Local 79 of the Teamsters union, which represents some 215 part-time workers at the Tampa Tribune, will begin informational pickets against the paper Wednesday, a union official said Sunday. Union local president Robert Cummins made the announcement to about 50 Tribune employees and spouses Sunday at local headquarters.

Cummins said the union is taking the action after trying for more than a year and a half to negotiate a contract for the employees who work as inserters in the paper's mail room and who do not receive benefits because they are part time.

The paper has, according to Cummins, created a system in which part-time workers are "second-class citizens."

The Teamsters will be joined in their picketing by members of Local 14318 of the Communications Workers of America, which represents 162 Tribune drivers and mechanics. The communications workers union has been negotiating a new contract with the paper's management since June 1989, according to John Vitale, local president. The union's contract expired in August 1989.

Neither H. Doyle Harvill, publisher, nor Jim Urbanski, president of the Tribune, could be reached for comment.

Cummins told those at the Teamsters local that the union wanted to avoid an economic strike because it would be "devastating to too many of you."

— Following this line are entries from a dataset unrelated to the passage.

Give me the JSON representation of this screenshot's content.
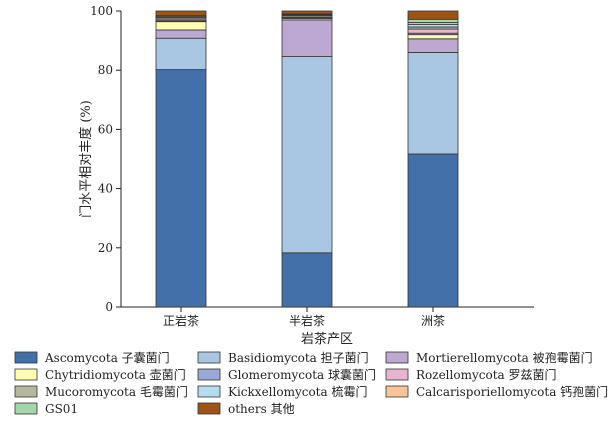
{
  "chart_data": {
    "type": "bar",
    "stacked": true,
    "categories": [
      "正岩茶",
      "半岩茶",
      "洲茶"
    ],
    "xlabel": "岩茶产区",
    "ylabel": "门水平相对丰度 (%)",
    "ylim": [
      0,
      100
    ],
    "yticks": [
      0,
      20,
      40,
      60,
      80,
      100
    ],
    "grid": false,
    "legend_position": "bottom",
    "series": [
      {
        "name": "Ascomycota 子囊菌门",
        "color": "#4470a9",
        "values": [
          80.2,
          18.3,
          51.7
        ]
      },
      {
        "name": "Basidiomycota 担子菌门",
        "color": "#a9c7e2",
        "values": [
          10.6,
          66.3,
          34.3
        ]
      },
      {
        "name": "Mortierellomycota 被孢霉菌门",
        "color": "#bca8d1",
        "values": [
          2.8,
          12.4,
          4.6
        ]
      },
      {
        "name": "Chytridiomycota 壶菌门",
        "color": "#fdfcb2",
        "values": [
          2.8,
          0.5,
          1.4
        ]
      },
      {
        "name": "Glomeromycota 球囊菌门",
        "color": "#9aa9d8",
        "values": [
          0.2,
          0.1,
          0.5
        ]
      },
      {
        "name": "Rozellomycota 罗兹菌门",
        "color": "#e8b4d0",
        "values": [
          0.4,
          0.3,
          1.4
        ]
      },
      {
        "name": "Mucoromycota 毛霉菌门",
        "color": "#b5b79f",
        "values": [
          0.6,
          0.5,
          0.7
        ]
      },
      {
        "name": "Kickxellomycota 梳霉门",
        "color": "#b3ddef",
        "values": [
          0.2,
          0.3,
          0.9
        ]
      },
      {
        "name": "Calcarisporiellomycota 钙孢菌门",
        "color": "#f9c49a",
        "values": [
          0.4,
          0.2,
          0.6
        ]
      },
      {
        "name": "GS01",
        "color": "#a4d7a7",
        "values": [
          0.2,
          0.1,
          1.1
        ]
      },
      {
        "name": "others 其他",
        "color": "#9e5416",
        "values": [
          1.6,
          1.0,
          2.8
        ]
      }
    ]
  }
}
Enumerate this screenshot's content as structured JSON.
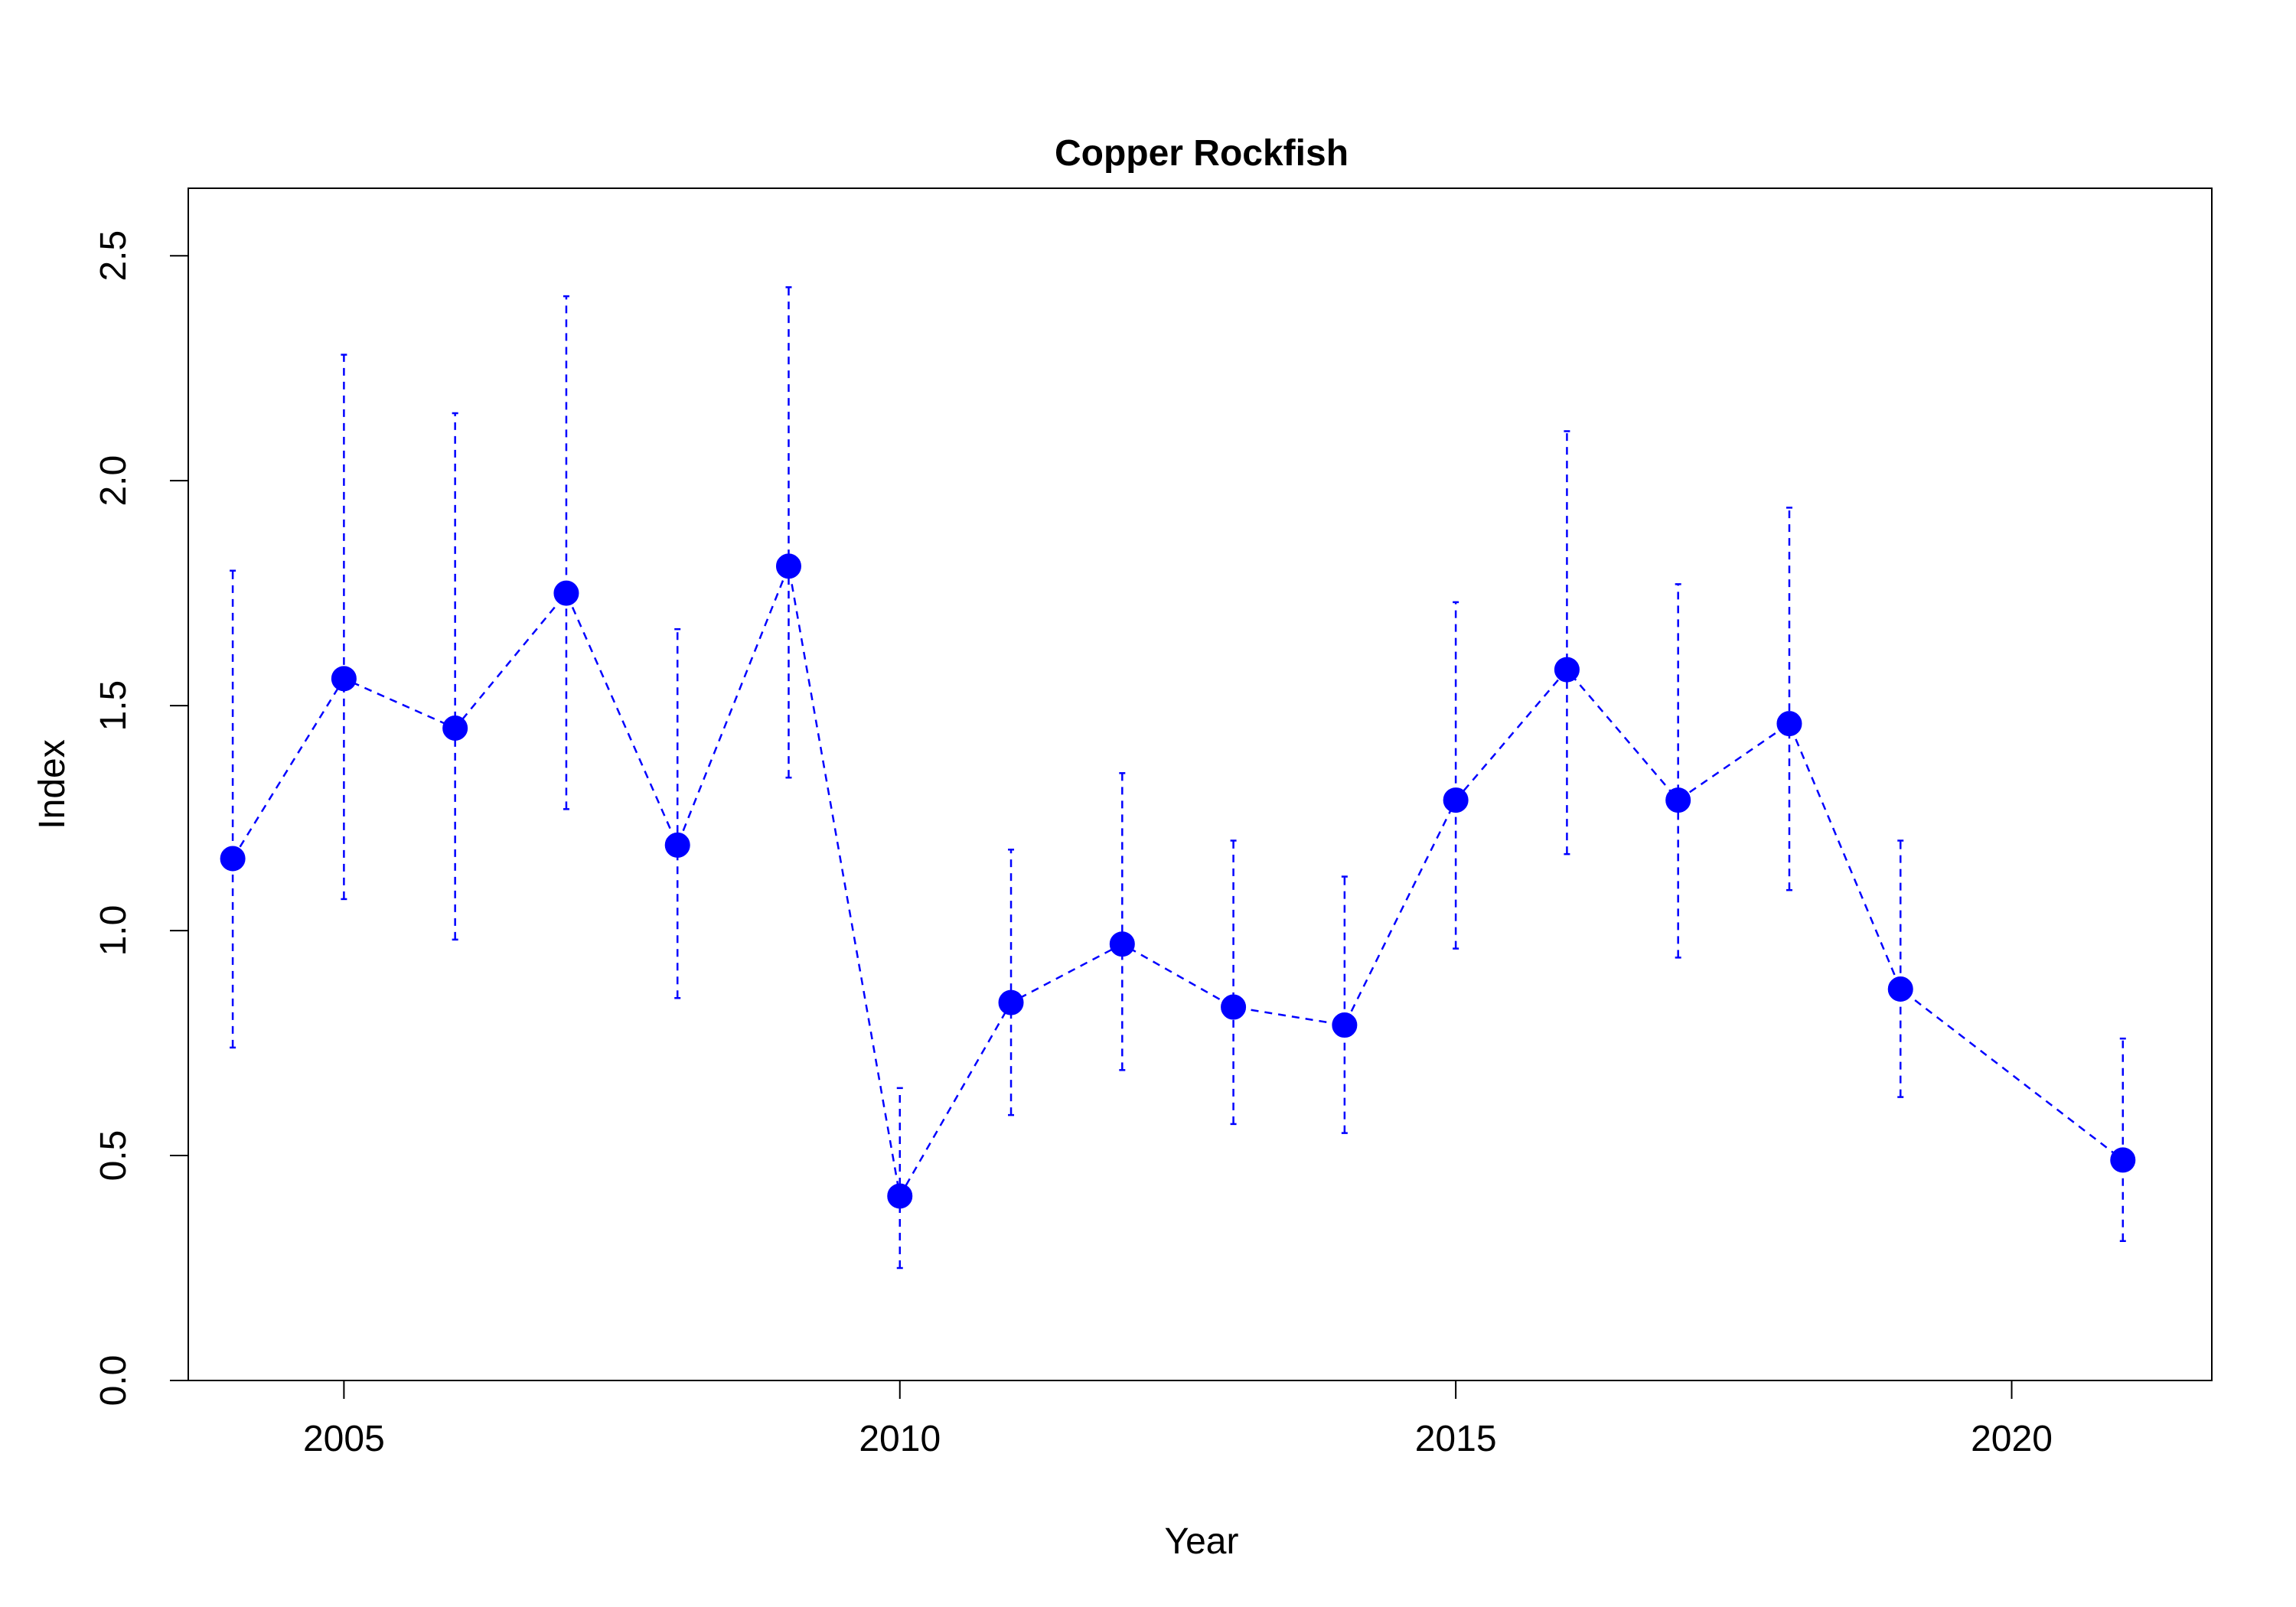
{
  "chart_data": {
    "type": "scatter",
    "title": "Copper Rockfish",
    "xlabel": "Year",
    "ylabel": "Index",
    "xlim": [
      2003.6,
      2021.8
    ],
    "ylim": [
      0,
      2.65
    ],
    "x_ticks": [
      2005,
      2010,
      2015,
      2020
    ],
    "x_tick_labels": [
      "2005",
      "2010",
      "2015",
      "2020"
    ],
    "y_ticks": [
      0,
      0.5,
      1,
      1.5,
      2,
      2.5
    ],
    "y_tick_labels": [
      "0.0",
      "0.5",
      "1.0",
      "1.5",
      "2.0",
      "2.5"
    ],
    "grid": false,
    "series": [
      {
        "color": "#0000ff",
        "marker": "filled-circle",
        "line_style": "dashed",
        "x": [
          2004,
          2005,
          2006,
          2007,
          2008,
          2009,
          2010,
          2011,
          2012,
          2013,
          2014,
          2015,
          2016,
          2017,
          2018,
          2019,
          2021
        ],
        "y": [
          1.16,
          1.56,
          1.45,
          1.75,
          1.19,
          1.81,
          0.41,
          0.84,
          0.97,
          0.83,
          0.79,
          1.29,
          1.58,
          1.29,
          1.46,
          0.87,
          0.49
        ],
        "lower": [
          0.74,
          1.07,
          0.98,
          1.27,
          0.85,
          1.34,
          0.25,
          0.59,
          0.69,
          0.57,
          0.55,
          0.96,
          1.17,
          0.94,
          1.09,
          0.63,
          0.31
        ],
        "upper": [
          1.8,
          2.28,
          2.15,
          2.41,
          1.67,
          2.43,
          0.65,
          1.18,
          1.35,
          1.2,
          1.12,
          1.73,
          2.11,
          1.77,
          1.94,
          1.2,
          0.76
        ]
      }
    ]
  }
}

Pickets will be carrying posters bearing slogans such as "A free press does not mean free labor!" and "I can't afford to feed my children on the wages paid by the Tribune without food stamps."

"We work 40, 50, 60 hours and we don't get any benefits," said Connie Burton, who has been working at the Tribune for three and a half years and earns the top hourly wage of $6.25.

Several workers expressed concern that they would be penalized for participating in the informational picketing despite Cummins' reassurances that they are within their legal rights to do so. Many said they would participate anyway.